Receita prática virou febre na internet, mas especialistas alertam para cuidados importantes ao cozinhar alimentos diretamente dentro da embalagem metálica
Uma receita curiosa tomou conta das redes sociais nos últimos meses: a chamada “pamonha na lata”. Em vídeos que viralizaram no TikTok, Instagram e YouTube, pessoas mostram uma versão rápida da tradicional pamonha brasileira preparada diretamente dentro da lata de milho verde.
A praticidade chamou atenção. Afinal, basta bater os ingredientes, colocar novamente na lata e cozinhar em água fervente. Mas junto com a popularidade surgiram dúvidas importantes: será que ferver a lata faz mal à saúde?
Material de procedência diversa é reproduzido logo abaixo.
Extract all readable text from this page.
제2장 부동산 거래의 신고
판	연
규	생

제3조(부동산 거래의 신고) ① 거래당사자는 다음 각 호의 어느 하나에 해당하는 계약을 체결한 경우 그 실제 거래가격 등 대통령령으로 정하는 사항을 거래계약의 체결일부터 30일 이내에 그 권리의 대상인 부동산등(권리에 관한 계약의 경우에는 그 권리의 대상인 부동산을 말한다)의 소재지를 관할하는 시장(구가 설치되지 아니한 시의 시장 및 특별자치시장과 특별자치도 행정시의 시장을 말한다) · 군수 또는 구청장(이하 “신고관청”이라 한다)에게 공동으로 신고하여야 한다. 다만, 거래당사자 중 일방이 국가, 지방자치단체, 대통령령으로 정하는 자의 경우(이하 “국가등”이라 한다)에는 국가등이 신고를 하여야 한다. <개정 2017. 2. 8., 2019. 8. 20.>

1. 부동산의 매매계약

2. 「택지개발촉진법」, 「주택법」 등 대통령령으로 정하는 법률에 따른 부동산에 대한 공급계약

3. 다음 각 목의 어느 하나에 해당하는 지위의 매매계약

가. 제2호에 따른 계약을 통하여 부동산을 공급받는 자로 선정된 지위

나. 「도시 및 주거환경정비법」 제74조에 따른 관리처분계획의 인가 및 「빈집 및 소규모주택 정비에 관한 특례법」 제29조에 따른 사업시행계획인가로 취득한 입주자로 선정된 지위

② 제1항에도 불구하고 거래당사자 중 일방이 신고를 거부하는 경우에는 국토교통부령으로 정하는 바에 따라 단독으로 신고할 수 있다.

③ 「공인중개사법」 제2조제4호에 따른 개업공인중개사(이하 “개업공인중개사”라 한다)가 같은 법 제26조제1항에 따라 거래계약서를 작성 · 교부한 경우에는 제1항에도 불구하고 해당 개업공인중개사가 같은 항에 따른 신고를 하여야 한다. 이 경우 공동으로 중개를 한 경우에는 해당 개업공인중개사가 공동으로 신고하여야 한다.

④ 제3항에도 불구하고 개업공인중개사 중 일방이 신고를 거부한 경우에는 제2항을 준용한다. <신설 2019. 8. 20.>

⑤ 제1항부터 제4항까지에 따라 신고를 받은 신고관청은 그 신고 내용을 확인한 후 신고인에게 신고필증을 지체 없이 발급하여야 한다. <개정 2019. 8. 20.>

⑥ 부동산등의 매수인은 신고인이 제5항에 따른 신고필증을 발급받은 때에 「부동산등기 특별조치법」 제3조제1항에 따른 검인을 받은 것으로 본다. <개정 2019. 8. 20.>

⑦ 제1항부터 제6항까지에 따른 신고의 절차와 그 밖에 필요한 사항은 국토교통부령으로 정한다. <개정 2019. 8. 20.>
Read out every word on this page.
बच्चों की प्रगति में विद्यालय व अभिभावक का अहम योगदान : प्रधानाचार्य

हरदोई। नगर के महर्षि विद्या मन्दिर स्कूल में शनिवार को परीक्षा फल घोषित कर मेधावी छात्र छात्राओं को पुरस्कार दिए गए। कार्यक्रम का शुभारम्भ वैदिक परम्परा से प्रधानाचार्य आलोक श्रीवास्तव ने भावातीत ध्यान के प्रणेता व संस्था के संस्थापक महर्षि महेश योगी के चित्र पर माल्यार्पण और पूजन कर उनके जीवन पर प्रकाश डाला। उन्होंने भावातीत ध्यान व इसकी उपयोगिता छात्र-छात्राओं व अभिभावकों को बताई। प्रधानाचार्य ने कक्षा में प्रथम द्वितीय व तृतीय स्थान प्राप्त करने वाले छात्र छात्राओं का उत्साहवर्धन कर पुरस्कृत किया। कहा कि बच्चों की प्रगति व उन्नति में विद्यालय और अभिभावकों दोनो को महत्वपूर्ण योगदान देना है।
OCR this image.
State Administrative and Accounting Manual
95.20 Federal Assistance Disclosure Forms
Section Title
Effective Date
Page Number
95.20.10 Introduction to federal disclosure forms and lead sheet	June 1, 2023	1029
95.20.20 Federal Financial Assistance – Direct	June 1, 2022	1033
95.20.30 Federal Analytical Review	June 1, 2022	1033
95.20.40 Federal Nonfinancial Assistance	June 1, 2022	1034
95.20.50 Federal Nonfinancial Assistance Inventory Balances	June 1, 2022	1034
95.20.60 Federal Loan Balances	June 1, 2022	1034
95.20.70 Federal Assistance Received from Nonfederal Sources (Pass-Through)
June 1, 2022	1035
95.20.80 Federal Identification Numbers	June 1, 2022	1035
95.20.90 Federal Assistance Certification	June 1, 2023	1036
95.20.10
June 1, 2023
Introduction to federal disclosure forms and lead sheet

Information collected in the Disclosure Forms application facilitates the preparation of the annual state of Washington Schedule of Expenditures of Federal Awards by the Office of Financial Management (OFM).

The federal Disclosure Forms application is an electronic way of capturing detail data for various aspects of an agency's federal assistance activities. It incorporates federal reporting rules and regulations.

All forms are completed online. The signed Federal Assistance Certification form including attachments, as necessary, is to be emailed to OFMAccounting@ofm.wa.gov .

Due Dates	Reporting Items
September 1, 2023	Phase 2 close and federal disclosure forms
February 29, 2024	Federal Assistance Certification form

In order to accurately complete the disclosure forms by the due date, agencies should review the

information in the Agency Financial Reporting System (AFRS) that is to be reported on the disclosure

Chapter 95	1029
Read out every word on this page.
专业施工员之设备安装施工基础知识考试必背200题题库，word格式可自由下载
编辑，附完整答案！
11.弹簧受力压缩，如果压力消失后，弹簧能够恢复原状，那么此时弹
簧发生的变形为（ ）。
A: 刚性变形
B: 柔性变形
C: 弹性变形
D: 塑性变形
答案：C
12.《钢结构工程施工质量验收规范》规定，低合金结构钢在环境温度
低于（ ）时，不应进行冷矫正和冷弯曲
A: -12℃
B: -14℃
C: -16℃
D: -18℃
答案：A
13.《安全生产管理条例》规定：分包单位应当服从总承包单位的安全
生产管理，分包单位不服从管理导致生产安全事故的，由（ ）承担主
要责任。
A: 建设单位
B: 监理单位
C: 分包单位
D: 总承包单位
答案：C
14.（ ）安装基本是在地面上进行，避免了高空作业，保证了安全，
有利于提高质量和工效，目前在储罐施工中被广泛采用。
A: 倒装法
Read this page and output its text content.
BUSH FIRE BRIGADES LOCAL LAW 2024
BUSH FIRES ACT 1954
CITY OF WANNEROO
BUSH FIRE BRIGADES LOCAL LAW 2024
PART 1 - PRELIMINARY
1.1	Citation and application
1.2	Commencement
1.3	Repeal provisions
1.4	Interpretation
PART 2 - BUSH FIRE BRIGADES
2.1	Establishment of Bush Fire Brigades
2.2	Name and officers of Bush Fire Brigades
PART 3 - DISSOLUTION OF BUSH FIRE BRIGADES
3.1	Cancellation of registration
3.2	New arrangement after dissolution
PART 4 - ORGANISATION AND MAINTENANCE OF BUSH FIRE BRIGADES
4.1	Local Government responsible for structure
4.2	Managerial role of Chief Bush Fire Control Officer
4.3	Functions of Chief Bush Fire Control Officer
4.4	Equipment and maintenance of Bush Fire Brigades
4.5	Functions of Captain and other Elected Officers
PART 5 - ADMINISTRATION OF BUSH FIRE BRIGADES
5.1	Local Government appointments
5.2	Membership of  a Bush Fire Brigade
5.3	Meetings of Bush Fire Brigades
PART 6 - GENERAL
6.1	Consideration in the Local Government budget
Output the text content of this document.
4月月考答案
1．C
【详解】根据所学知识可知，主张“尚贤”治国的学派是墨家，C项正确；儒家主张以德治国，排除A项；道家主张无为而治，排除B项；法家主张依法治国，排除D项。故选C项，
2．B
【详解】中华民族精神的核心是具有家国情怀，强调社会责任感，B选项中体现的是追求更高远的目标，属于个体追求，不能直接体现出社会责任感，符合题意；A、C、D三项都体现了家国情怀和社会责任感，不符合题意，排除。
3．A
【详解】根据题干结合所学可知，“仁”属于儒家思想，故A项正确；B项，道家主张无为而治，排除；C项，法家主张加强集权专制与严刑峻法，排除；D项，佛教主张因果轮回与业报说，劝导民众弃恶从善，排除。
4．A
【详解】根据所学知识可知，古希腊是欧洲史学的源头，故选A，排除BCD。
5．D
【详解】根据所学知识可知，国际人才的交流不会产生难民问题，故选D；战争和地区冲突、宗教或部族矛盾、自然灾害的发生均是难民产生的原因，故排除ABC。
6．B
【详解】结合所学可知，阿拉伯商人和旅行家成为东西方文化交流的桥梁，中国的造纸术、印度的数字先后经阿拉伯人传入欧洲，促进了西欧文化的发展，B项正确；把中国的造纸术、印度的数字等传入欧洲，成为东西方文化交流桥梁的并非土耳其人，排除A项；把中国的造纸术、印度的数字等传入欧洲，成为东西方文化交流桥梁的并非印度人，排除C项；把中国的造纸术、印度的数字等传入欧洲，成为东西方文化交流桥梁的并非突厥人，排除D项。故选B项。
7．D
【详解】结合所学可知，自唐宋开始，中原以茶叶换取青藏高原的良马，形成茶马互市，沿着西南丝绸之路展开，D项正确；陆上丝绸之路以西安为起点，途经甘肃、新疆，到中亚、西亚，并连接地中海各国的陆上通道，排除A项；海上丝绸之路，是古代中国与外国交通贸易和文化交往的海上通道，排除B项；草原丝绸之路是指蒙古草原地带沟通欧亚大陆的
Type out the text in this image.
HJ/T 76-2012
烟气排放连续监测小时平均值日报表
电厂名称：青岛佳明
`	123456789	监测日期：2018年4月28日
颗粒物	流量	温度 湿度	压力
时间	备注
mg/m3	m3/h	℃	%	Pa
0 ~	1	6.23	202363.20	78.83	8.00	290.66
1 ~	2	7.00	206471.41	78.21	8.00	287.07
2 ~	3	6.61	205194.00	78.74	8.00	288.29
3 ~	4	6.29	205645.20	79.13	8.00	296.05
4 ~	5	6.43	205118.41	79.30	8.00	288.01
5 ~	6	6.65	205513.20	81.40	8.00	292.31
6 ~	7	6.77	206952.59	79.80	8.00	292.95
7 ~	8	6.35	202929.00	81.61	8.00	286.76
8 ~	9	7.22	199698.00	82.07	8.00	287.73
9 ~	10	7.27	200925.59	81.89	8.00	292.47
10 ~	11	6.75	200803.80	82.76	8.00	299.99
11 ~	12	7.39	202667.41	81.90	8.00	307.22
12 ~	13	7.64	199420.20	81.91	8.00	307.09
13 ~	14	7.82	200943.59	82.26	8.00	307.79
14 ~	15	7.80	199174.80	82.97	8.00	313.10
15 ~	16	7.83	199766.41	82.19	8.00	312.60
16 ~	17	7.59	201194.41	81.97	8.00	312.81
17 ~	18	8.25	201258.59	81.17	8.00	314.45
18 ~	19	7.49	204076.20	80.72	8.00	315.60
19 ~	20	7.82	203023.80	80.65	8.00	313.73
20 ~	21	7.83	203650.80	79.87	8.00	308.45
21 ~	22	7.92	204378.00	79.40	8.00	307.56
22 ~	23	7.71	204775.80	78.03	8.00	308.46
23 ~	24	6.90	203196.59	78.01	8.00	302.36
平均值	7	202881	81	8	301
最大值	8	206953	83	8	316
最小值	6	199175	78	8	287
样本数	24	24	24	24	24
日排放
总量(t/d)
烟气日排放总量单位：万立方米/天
O metal libera substâncias perigosas? Existe risco de contaminação? Ou tudo isso é apenas exagero?
O debate aumentou porque muitas embalagens metálicas possuem revestimentos químicos internos criados justamente para proteger o alimento industrializado. Quando submetidos ao calor intenso por muito tempo, alguns desses materiais podem sofrer alterações.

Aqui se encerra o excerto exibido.